松本、という呼び声に、乱菊ははっと我に返った。慌てて日番谷のほうへ意識を戻すと、
肩に乗せていた手をぽん、と叩かれる。
「止まっている」
「あ・・・ごめんなさい」
「いや、もういい。・・・有難う」
するりと滑るように乱菊の手を外した日番谷は、数回首を回すと、うん、と頷いた。


「だいぶ、楽になった」
「それなら良かったです」
にっと笑った乱菊は、自席に戻ろうと踵を返す。松本、という再びの呼び声に振り返ると、
日番谷が当然のような顔をして、残っていた書類の半分を差し出していた。
「お前の分だ」
「・・・・上手かったらやらなくていいんじゃなかったでしたっけ?」
「なにを言っている。下手だったら全部、と言っただけだ」
にやりと哂う日番谷に、乱菊は盛大に眉をしかめてみせる。

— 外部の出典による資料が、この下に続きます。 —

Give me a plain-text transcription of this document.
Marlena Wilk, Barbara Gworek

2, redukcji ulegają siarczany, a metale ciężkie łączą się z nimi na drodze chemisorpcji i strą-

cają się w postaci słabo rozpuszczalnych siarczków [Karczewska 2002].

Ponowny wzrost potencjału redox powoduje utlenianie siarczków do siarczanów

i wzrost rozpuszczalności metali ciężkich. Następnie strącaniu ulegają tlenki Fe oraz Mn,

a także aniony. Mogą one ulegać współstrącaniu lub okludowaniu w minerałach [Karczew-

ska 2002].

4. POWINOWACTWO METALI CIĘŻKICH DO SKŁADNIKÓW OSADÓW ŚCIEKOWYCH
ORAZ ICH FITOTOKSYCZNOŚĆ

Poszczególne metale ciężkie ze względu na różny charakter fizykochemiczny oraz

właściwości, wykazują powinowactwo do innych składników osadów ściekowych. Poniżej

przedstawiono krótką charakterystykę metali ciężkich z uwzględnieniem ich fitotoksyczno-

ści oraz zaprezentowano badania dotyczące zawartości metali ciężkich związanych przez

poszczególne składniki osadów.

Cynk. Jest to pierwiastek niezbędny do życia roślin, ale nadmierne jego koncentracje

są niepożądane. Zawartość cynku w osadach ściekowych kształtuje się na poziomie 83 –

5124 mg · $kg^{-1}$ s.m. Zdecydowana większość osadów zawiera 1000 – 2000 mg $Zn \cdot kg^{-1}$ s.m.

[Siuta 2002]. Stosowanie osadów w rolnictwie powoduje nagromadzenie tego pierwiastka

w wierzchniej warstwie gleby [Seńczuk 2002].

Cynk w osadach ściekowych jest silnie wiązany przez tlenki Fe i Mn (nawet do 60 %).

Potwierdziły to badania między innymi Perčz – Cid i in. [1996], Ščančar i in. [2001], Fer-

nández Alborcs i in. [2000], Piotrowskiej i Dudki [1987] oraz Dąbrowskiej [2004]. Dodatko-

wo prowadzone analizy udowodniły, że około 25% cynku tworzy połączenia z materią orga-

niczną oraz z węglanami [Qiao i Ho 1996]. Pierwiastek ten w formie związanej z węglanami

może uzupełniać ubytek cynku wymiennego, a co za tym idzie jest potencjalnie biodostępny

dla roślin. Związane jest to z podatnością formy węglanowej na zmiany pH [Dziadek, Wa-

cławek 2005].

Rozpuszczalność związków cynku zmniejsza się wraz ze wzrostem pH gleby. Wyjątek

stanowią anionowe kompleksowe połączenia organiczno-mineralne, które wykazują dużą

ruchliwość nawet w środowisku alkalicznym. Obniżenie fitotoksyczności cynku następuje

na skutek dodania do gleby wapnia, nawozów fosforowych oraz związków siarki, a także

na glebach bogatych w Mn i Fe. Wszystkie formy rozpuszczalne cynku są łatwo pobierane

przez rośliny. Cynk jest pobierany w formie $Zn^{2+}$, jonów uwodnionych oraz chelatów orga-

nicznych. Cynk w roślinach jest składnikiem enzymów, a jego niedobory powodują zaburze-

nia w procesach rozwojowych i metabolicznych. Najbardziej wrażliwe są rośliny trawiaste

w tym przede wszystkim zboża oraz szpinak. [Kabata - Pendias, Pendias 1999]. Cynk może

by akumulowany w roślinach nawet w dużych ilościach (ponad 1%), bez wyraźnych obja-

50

なんだか騙された気分なん
ですけど、と唇を尖らせると、仕方なさそうに差し出されたものを受け取る。
今度こそ自席に向かって歩き出しながら、背中に可笑しそうな日番谷の笑い声を受けて
いた乱菊は、ふと思いついてもう一度日番谷を振り返った。
「・・・隊長」
「なんだ」
「あたしのことは、庇ってくれなくていいですからね」
「・・・なんだ、藪から棒に」
「その代わり、あたしが隊長を護りますから」
乱菊の言葉に、日番谷がふっと目を細める。
その表情を見つめながらにっこりと笑うと、乱菊は自分の首筋を指差した。
「・・・ここに。名誉の負傷を負っても、必ず」


僭越なことだとは分かっている。
自分よりもはるかに強大な力を持つ相手に、不遜な物言いであることも。
けれど、自分にはそれだけの覚悟があるのだと・・・・そしてその覚悟は本物なのだと、
知っていて欲しいと思う。
護られるだけではない。
命を賭してさえ、貴方を護る覚悟があるのだ、と。



じっと乱菊を見つめていた日番谷は、やがて、そうか、と短く言って頷く。微かに眉
をしかめて考え込むと、言葉を探すように視線を彷徨わせる。
乱菊は、じっと黙って声を待つ。
有難い話だが、とゆっくりと呟いた日番谷は、自分に向かう菫色の瞳をまっすぐに
見つめ返し、静かに言葉を繋げた。
「首筋に傷なんか負うな。・・・万が一にも、お前に死なれたら、困る」



・・・なによりも自分が欲しかったものは、既にこの手の中にあるのだ、と。
そう悟った乱菊は、一際綺麗な笑みを浮かべ、はい、と強く頷いた。